Il punto di partenza è che, come recentemente sottolineato dalla Banca Mondiale, si tratta della prima volta dal 1870 che una crisi economica è causata da motivazioni di ordine sanitario e dalle misure adottate per contenere la diffusione della pandemia (Word Bank, 2020, p. 15), dando vita alla peggiore crisi economica vissuta dal Secondo dopoguerra, molto più acuta di quella generata dalla diffusione del “virus finanziario” del 2007-08, con una caduta del prodotto mondiale che è circa tre volte quella sperimentata nella crisi del 2007-08 (ivi).
Le principali proiezioni sull’andamento dei tassi di crescita poi sottolineano che questa crisi è la prima veramente globale, perché riguarderà circa il 90 per cento delle economie mondiali, molte delle quali sperimenteranno la maggiore contrazione nel reddito pro-capite a partire dal 1870.
Questi spunti vengono offerti come elementi di riflessione e di discussione, partendo dalla convinzione che al centro di tutti i processi c’è il valore della persona e la ricchezza della socialità, una socialità che è stata compressa in questo periodo, e a cui si è cercato di supplire secondo varie formule e modalità.
Ecco perché apriamo queste rapide note con le parole di John Donne, scritte (nel 1623) proprio durante una malattia (sconosciuta) che lo aveva colpito, in un’epoca in cui le epidemie erano frequenti e facevano parte di umane eventualità da mettere in conto:
«Nessun uomo è un’isola, completo in sé stesso; ogni uomo è un pezzo del continente, una parte del tutto.
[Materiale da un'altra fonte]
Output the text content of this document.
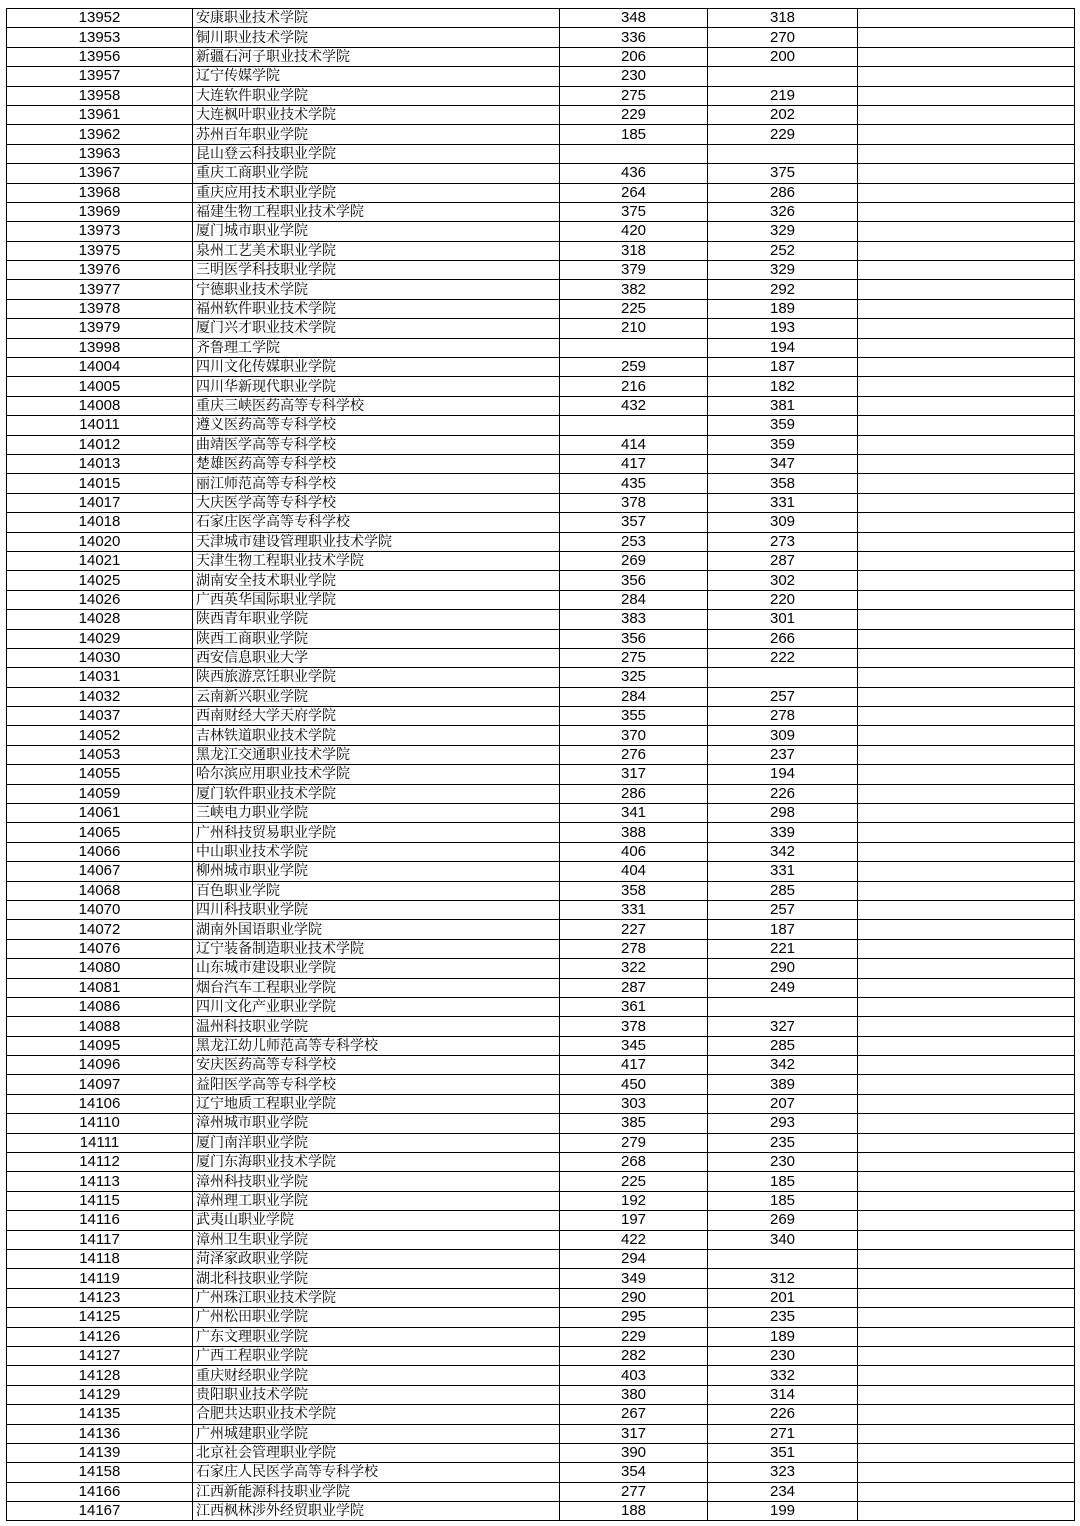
13952	安康职业技术学院	348	318	
13953	铜川职业技术学院	336	270	
13956	新疆石河子职业技术学院	206	200	
13957	辽宁传媒学院	230		
13958	大连软件职业学院	275	219	
13961	大连枫叶职业技术学院	229	202	
13962	苏州百年职业学院	185	229	
13963	昆山登云科技职业学院			
13967	重庆工商职业学院	436	375	
13968	重庆应用技术职业学院	264	286	
13969	福建生物工程职业技术学院	375	326	
13973	厦门城市职业学院	420	329	
13975	泉州工艺美术职业学院	318	252	
13976	三明医学科技职业学院	379	329	
13977	宁德职业技术学院	382	292	
13978	福州软件职业技术学院	225	189	
13979	厦门兴才职业技术学院	210	193	
13998	齐鲁理工学院		194	
14004	四川文化传媒职业学院	259	187	
14005	四川华新现代职业学院	216	182	
14008	重庆三峡医药高等专科学校	432	381	
14011	遵义医药高等专科学校		359	
14012	曲靖医学高等专科学校	414	359	
14013	楚雄医药高等专科学校	417	347	
14015	丽江师范高等专科学校	435	358	
14017	大庆医学高等专科学校	378	331	
14018	石家庄医学高等专科学校	357	309	
14020	天津城市建设管理职业技术学院	253	273	
14021	天津生物工程职业技术学院	269	287	
14025	湖南安全技术职业学院	356	302	
14026	广西英华国际职业学院	284	220	
14028	陕西青年职业学院	383	301	
14029	陕西工商职业学院	356	266	
14030	西安信息职业大学	275	222	
14031	陕西旅游烹饪职业学院	325		
14032	云南新兴职业学院	284	257	
14037	西南财经大学天府学院	355	278	
14052	吉林铁道职业技术学院	370	309	
14053	黑龙江交通职业技术学院	276	237	
14055	哈尔滨应用职业技术学院	317	194	
14059	厦门软件职业技术学院	286	226	
14061	三峡电力职业学院	341	298	
14065	广州科技贸易职业学院	388	339	
14066	中山职业技术学院	406	342	
14067	柳州城市职业学院	404	331	
14068	百色职业学院	358	285	
14070	四川科技职业学院	331	257	
14072	湖南外国语职业学院	227	187	
14076	辽宁装备制造职业技术学院	278	221	
14080	山东城市建设职业学院	322	290	
14081	烟台汽车工程职业学院	287	249	
14086	四川文化产业职业学院	361		
14088	温州科技职业学院	378	327	
14095	黑龙江幼儿师范高等专科学校	345	285	
14096	安庆医药高等专科学校	417	342	
14097	益阳医学高等专科学校	450	389	
14106	辽宁地质工程职业学院	303	207	
14110	漳州城市职业学院	385	293	
14111	厦门南洋职业学院	279	235	
14112	厦门东海职业技术学院	268	230	
14113	漳州科技职业学院	225	185	
14115	漳州理工职业学院	192	185	
14116	武夷山职业学院	197	269	
14117	漳州卫生职业学院	422	340	
14118	菏泽家政职业学院	294		
14119	湖北科技职业学院	349	312	
14123	广州珠江职业技术学院	290	201	
14125	广州松田职业学院	295	235	
14126	广东文理职业学院	229	189	
14127	广西工程职业学院	282	230	
14128	重庆财经职业学院	403	332	
14129	贵阳职业技术学院	380	314	
14135	合肥共达职业技术学院	267	226	
14136	广州城建职业学院	317	271	
14139	北京社会管理职业学院	390	351	
14158	石家庄人民医学高等专科学校	354	323	
14166	江西新能源科技职业学院	277	234	
14167	江西枫林涉外经贸职业学院	188	199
Se anche solo una zolla venisse lavata via dal mare, l’Europa ne sarebbe diminuita, come se le mancasse un promontorio, come se venisse a mancare una dimora di amici tuoi, o la tua stessa casa. La morte di qualsiasi uomo mi sminuisce, perché io sono parte dell’umanità. E dunque non chiedere mai per chi suona la campana: suona per te».
Roma, luglio 2020
Desidero ringraziare Simona Italiani e Annalisa Gennaretti per l’assistenza all’editing in “epoca” di lockdown e smart working e Antonella Laganà per la cura e la competenza nel supporto editoriale.